On being an indy scholar

Now and then people ask me, ‘Do you miss academia?’ The question always surprises me, because to my mind, I never left. I’m not affiliated with a university; not since I left Cambridge two years ago. But I never stopped doing and publishing research.

I call myself an independent scholar. When I tell people this, they look at me as though I’ve said I’m a Christmas elf or a teapot. ‘Is that even a thing?’ they want to know. The next question, invariably, is ‘How do you fund that?’

The answers are yes, and surprisingly easily.

Before I started my PhD I freelanced as a translator and editor and, like anyone who’s built up a client list, I couldn’t bear to let it go. So I didn’t. Only later did I realise my part-time business was more than just a sideline.
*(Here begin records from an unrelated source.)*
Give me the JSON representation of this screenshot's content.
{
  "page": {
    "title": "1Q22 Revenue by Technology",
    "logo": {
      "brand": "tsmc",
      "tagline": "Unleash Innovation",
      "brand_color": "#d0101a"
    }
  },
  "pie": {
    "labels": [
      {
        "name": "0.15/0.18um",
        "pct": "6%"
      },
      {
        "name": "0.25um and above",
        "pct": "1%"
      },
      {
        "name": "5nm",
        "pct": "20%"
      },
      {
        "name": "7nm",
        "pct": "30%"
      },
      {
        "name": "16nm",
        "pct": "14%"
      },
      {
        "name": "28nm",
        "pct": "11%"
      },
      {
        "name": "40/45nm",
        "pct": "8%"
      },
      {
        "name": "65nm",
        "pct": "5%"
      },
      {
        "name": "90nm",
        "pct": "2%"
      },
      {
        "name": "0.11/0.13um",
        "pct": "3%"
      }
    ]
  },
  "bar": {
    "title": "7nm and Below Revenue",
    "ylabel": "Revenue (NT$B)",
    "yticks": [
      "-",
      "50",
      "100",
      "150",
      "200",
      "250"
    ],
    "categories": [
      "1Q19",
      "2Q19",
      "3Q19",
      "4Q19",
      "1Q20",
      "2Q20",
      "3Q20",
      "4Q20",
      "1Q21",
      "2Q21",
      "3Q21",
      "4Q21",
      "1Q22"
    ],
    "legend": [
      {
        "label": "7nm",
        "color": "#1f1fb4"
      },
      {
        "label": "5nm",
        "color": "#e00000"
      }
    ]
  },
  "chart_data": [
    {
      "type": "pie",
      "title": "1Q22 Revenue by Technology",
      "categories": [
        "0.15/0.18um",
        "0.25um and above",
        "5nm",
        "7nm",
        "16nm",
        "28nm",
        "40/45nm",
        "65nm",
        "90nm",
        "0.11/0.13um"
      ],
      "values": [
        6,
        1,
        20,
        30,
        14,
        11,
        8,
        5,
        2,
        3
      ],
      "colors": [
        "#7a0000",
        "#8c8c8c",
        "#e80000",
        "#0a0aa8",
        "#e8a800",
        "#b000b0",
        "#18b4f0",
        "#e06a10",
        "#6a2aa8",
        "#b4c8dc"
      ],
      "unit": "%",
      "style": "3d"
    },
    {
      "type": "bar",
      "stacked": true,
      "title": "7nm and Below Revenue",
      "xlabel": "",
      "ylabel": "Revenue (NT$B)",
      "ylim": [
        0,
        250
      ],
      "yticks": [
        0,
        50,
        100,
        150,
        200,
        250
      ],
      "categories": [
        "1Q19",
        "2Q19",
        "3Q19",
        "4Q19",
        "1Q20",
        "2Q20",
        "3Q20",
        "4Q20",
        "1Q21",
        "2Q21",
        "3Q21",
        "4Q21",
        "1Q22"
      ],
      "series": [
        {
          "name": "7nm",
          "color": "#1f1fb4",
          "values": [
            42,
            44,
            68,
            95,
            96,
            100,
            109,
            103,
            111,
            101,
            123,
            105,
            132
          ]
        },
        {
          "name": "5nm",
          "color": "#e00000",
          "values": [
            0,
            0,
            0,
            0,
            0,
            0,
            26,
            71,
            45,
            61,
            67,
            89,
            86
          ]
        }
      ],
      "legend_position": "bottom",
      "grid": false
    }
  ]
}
It was a way to buy my freedom – to be an academic without being at the mercy of the academy.

Towards the end of my PhD, I grew increasingly bothered by the dodgy incentives in academia. Having to game the system in order to land grants (‘just’ doing high-quality research is not enough). The emphasis on output at any cost (fraud is a systemic problem, it’s not just a few bad apples). In my case – less sinister but equally disheartening – I found myself spending all my time writing grant applications about projects I wanted to do, instead of actually doing them.

I got interested in the idea of a more humane academia; in networks for ‘rogue’ academics like the National Coalition of Independent Scholars in the US. Gradually I came to realise there was another way. While most researchers teach in order to ‘buy’ their research time, I translate. Two to three days a week is plenty, income-wise, and this frees me up to spend the rest of my time doing research, presenting it at conferences and publishing it.  The downside is the vanity thing. ‘I’m an independent scholar’ doesn’t have quite the same ring as a casual ‘I’m at Cambridge, maybe you’ve heard of it?’

Other than that, it’s all upside. Choosing projects because they interest me, not because they look good. Feeling the pressure to publish, but as a personal compulsion rather than a necessity. Knowing my boss (me) can be a jerk sometimes, but at least she’ll never make me cover her course for 150 undergraduates on Romanian transvestites in the textile industry.

Ultimately, it’s a way of cherrypicking the best bits of academia – and that without having to get dressed.